Great questions @WinVerse! When it comes to the length of a suspension or issuing a permeant ban from the Delegate Incentive Program, that decision remains up to the program administrator. Say for example a delegate repeatedly fails to disclose a conflict of interest. The program administrator of the DIP may decide that the delegate is failing to meet the eligibility requirements of the program and should be suspended for 12 months (this number was arbitrarily chosen as an example). The delegate would have the ability to appeal this decision to the DAO, arguing for example the punishment is excessive (should be say 6 months) or their actions do not warrant a suspension at all. This would be a one-time appeal by the delegate, and the results from the vote would be final.
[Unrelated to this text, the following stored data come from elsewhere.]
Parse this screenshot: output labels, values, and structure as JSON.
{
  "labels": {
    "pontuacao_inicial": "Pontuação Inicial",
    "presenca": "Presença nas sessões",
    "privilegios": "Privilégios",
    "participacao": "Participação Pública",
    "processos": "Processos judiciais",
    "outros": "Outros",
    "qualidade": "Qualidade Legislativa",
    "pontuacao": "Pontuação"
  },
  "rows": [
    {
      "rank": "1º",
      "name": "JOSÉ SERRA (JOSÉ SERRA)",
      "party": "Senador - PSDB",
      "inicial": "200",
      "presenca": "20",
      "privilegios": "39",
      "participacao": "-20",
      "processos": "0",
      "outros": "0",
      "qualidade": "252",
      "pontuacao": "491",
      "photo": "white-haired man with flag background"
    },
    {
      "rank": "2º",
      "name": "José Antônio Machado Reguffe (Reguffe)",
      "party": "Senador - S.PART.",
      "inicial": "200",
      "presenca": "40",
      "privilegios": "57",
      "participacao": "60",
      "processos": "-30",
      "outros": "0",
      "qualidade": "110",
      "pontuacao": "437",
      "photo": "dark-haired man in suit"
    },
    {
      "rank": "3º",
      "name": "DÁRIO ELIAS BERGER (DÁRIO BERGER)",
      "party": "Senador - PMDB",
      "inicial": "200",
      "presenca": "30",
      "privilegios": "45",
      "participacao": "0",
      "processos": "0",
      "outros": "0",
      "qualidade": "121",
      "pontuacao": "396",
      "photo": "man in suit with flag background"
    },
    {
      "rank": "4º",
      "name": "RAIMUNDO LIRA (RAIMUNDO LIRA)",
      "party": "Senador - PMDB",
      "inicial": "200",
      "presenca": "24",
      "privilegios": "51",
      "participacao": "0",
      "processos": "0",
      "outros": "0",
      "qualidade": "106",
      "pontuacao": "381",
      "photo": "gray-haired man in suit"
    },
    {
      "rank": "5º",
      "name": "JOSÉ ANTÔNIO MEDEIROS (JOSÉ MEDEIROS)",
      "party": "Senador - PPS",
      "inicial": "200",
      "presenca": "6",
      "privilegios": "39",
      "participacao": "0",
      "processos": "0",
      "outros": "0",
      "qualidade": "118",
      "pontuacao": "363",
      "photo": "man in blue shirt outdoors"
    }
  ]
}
As it is written currently, an individual/entity who is forcibly removed from a DAO-elected position is not suspended or banned from the DAO. We imagine that if an elected representative refuses to resign and has to be removed through a vote, it would be unlikely for them to be elected to another position of power. However, if that individual/entity is also a delegate participating in the DIP, the program administrator has the right to suspend/ban them based on the severity of their actions.
The 3% of all votable tokens quorum comes from the Arbitrum Constitution and is the requirement for a non-constitutional proposal to pass onchain. Temperature checks technically don’t have a quorum requirement as stated in the Constitution, but Entropy has made it standard practice to include this threshold in our proposals.